Students will demonstrate the ability to-

  • Identify the effect of literary techniques such as point of view, structure, frame narration, imagery, figurative language, tone, diction, theme and syntax.
  • Question and discuss the authors’ purpose in relation to the social, historical and political context of the novel’s setting and the values of their time.
  • Evaluate the relevance of different approaches to analyzing the novella Heart of Darkness and debate the novel as a view of a racist o imperialist
  • Analyze Marlow ‘s views of Congo as a character; Analyze the meaning of the title ; Analyze the symbolic meaning of Kurtz
  • Compare Orwell’s work with Conrad’s in the sense of colonization- how effectively does each author describe the colonization?  How different are their approaches to the social issue?
  • Compare Blake and Gaskell’s attitude toward an ever-growing industrialized world
  • Identify the connections between the war effect described in Owen’s poems and that of O’Brian’s novel.
  • Identify the similar tone and theme conveyed in ‘The Wasteland” and end Game.
  • Identify major characteristics of the” theater of the absurd” and modern poetry.
  • Write a well-supported essay( in class) based on an open-ended essay prompt (from a previous AP Lit Exam) relating to one of the themes of Heart of Darkness.
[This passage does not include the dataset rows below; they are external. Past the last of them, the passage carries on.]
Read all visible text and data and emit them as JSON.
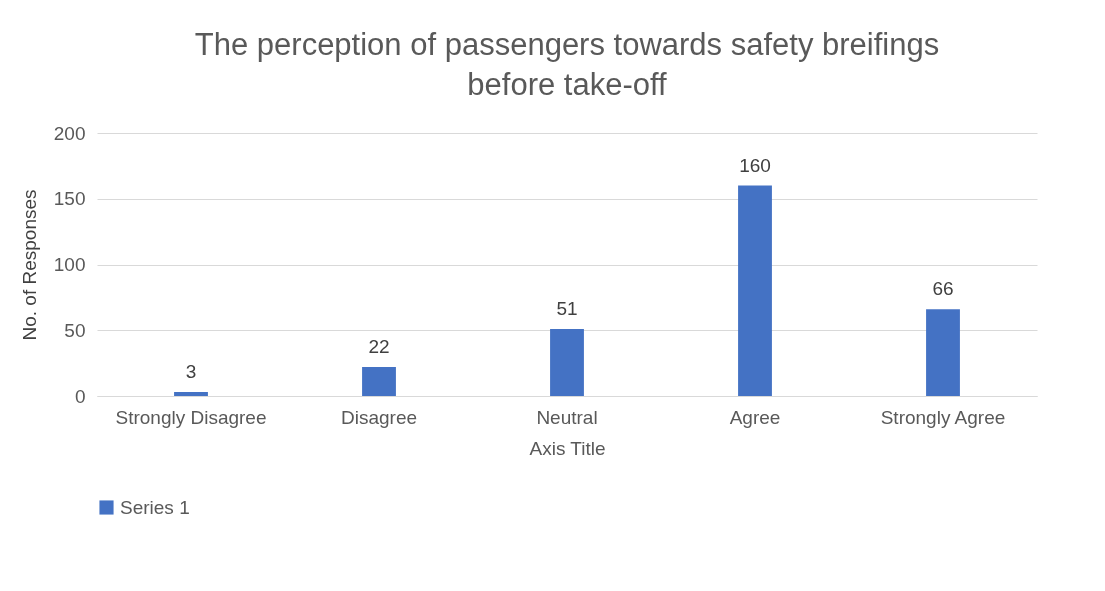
{
  "chart_data": {
    "type": "bar",
    "title": "The perception of passengers towards safety breifings before take-off",
    "xlabel": "Axis Title",
    "ylabel": "No. of Responses",
    "categories": [
      "Strongly Disagree",
      "Disagree",
      "Neutral",
      "Agree",
      "Strongly Agree"
    ],
    "series": [
      {
        "name": "Series 1",
        "color": "#4472c4",
        "values": [
          3,
          22,
          51,
          160,
          66
        ]
      }
    ],
    "ylim": [
      0,
      200
    ],
    "yticks": [
      0,
      50,
      100,
      150,
      200
    ],
    "grid": "y",
    "legend": "bottom",
    "data_labels": true
  }
}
  • Eight Informal passage-based responses
  • Character analysis ( individual and group)
  • Theme comparison
  • Timed writing ( Open-Ended essay prompt)

Evaluation Criteria:

  • Teacher-created rubric for informal responses and character analysis
  • College Board AP Essay rubric for in-class time essay

Unit 5: Suffering and Triumph

Time Frame: March 2014-May 5, 2014

Texts: Piano Lesson by August Wilson, Atonement by Ian McEwan, “A Rose for Emily” & Sound and Fury by William Falkner, Krapp’s Last Tape by Samuel Beckett.


Students will demonstrate the ability to:

  • Understand the works’ complexity- structure, diction,  theme, voice, character development and historical contexts
  • Identify the effect of literary  artistry
  • Recognize the anachronism used in the narrative
  • Identify  traditional characterization and point of view and their modern variations
  • Identify effective use of literary elements or techniques  such as character development, plot, structure, and symbolism etc. in untraditional ways
  • Understand the complexity and absurdism of a modern literary work
  • Recognize the relationship between modern art theories of 20th century and  their influence on literature
  • Write an essay to analyze a passage ( an excerpt from one of the works listed)- AP Prose analysis essay


  • Dialectical journals ( informal)
  • Reading quizzes
  • Five Micro-essays ( analysis on the  effective use of literary techniques in a passage)
  • Two in-class essays ( open-ended prompt and an excerpt from one of the works of this unit)

Evaluation Criteria:

  • Teacher-created rubric for informal assessments
  • College Board AP Lit Essay rubric ( prose analysis)


  • Practice Multiple-Choice format and types of questions
  • Discuss essay prompts

 *Every student in the AP class will be programed to take the AP Literature and Composition Exam.